Levantou uns olhos súplices e, agarrando resolutamente o remédio, bebeu-o todo de um jato.

Depois deu um suspiro de enjoo e ficou com os lábios entreabertos, à espera que o adocicado sumo do limão lhe tirasse o amargor do medicamento.

– Então – exclamou Pereira –, era maior o medo que a coisa em si! Você tomou a dose numa relancina.

– Amanhã de manhã, ou melhor, hoje de madrugada, temos que engolir outra dose – declarou Cirino. – Depois, a dona, poderá levantar-se.

– Ainda outra? – protestou Inocência com gesto de amuo.

– Nhã-sim; é de toda a percisão – replicou o amoroso médico, modificando pela suavidade da voz a dureza das prescrições.

– Decerto – corroborou também Pereira.

– Depois deve mecê deixar de comer carne fresca, ervas, ovos ou farinha de milho por um mês inteiro, e de provar leite por muito tempo. Há de sustentar-se só de carne de sol bem seca, com arroz quase sem sal e por cima tomará café com muito pouco doce.

– Fica ao meu cuidado – asseverou Pereira – olhar para o rejume.

– Agora, durma bem e não se assuste de lhe aparecer zoeira nos ouvidos e até de se sentir mouca. Isto é da mezinha; pelo contrário, é muito bom sinal.

– Estes doutores sabem tudo – murmurou Pereira, dando ligeiro estalo com a língua.

Não se descuidou Cirino, antes de se retirar, de novamente tomar o pulso e, à conta de procurar a artéria, assentou toda a mão no punho da donzela, envolvendo-lhe o braço e apertando-o docemente.

Saiu-se mal de tudo isso; porque, se tratava da cura de alguém, para si arranjava enfermidade e bem grave.

Com efeito, de volta à sala dos hóspedes, não pode mais conciliar o sono e, sem que houvesse conseguido fruir um só momento de descanso, viu ralar a aurora.

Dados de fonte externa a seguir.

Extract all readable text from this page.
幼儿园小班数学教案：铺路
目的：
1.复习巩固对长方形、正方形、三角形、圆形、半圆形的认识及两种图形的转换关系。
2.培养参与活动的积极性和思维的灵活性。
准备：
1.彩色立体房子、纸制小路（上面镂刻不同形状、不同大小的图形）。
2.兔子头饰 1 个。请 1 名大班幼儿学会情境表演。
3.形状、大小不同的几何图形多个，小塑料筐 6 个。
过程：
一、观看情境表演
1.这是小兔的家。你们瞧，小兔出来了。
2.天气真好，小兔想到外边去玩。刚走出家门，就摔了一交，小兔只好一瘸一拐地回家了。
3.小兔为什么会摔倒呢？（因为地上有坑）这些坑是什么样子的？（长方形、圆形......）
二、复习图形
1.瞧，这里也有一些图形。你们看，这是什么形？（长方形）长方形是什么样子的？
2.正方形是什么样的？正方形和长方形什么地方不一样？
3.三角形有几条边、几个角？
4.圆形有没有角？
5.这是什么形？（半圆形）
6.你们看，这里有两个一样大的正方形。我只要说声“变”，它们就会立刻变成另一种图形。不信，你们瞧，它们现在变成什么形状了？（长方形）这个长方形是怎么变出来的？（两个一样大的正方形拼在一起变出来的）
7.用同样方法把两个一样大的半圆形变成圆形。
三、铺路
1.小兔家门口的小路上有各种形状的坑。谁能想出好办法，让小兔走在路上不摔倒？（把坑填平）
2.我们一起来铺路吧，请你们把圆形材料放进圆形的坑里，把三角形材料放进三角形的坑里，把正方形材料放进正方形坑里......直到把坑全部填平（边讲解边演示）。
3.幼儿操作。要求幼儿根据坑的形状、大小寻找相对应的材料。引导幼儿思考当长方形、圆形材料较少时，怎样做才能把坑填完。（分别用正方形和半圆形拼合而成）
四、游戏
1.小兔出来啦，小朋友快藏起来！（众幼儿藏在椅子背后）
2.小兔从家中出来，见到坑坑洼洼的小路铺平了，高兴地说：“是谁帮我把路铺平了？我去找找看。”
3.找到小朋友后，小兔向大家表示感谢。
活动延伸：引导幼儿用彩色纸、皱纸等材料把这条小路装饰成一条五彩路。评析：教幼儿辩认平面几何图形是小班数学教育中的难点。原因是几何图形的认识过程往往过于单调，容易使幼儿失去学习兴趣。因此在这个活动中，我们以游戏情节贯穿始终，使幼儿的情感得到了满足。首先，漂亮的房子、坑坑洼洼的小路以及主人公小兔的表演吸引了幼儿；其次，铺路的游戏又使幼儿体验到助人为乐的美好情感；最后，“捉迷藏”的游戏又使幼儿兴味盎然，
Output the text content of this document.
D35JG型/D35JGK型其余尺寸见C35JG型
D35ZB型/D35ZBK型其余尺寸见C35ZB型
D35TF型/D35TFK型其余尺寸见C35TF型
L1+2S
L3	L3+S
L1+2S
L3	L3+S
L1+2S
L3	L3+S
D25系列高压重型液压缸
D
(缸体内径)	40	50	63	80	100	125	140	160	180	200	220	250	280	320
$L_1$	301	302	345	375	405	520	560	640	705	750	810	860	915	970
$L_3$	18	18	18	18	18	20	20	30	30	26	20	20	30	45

Parecia-lhe que o peito ardia todo em chamas a subirem-lhe às faces, abrasando-lhe o pensamento.

Aquele venusto rosto que contemplara a sós; aqueles formosos olhos, cujo brilho a furto percebera, aquele colo alabastrino que a medo se descobrira, aquelas indecisas curvas de um corpo adorável, todo aquele conjunto harmonioso e encantador que vira à luz de frouxa vela, fatalmente o lançavam nesse pélago semeado de tormentos que se chama paixão!

Efeitos de tão temível mal já ia o mísero sentindo. Inquieto se revolvia (fato virgem!) no duro leito, ao passo que a respiração isocrônica e ruidosa do companheiro de hospedagem, o alemão Meyer, respondia ao sonoro ressonar do gárrulo José Pinho.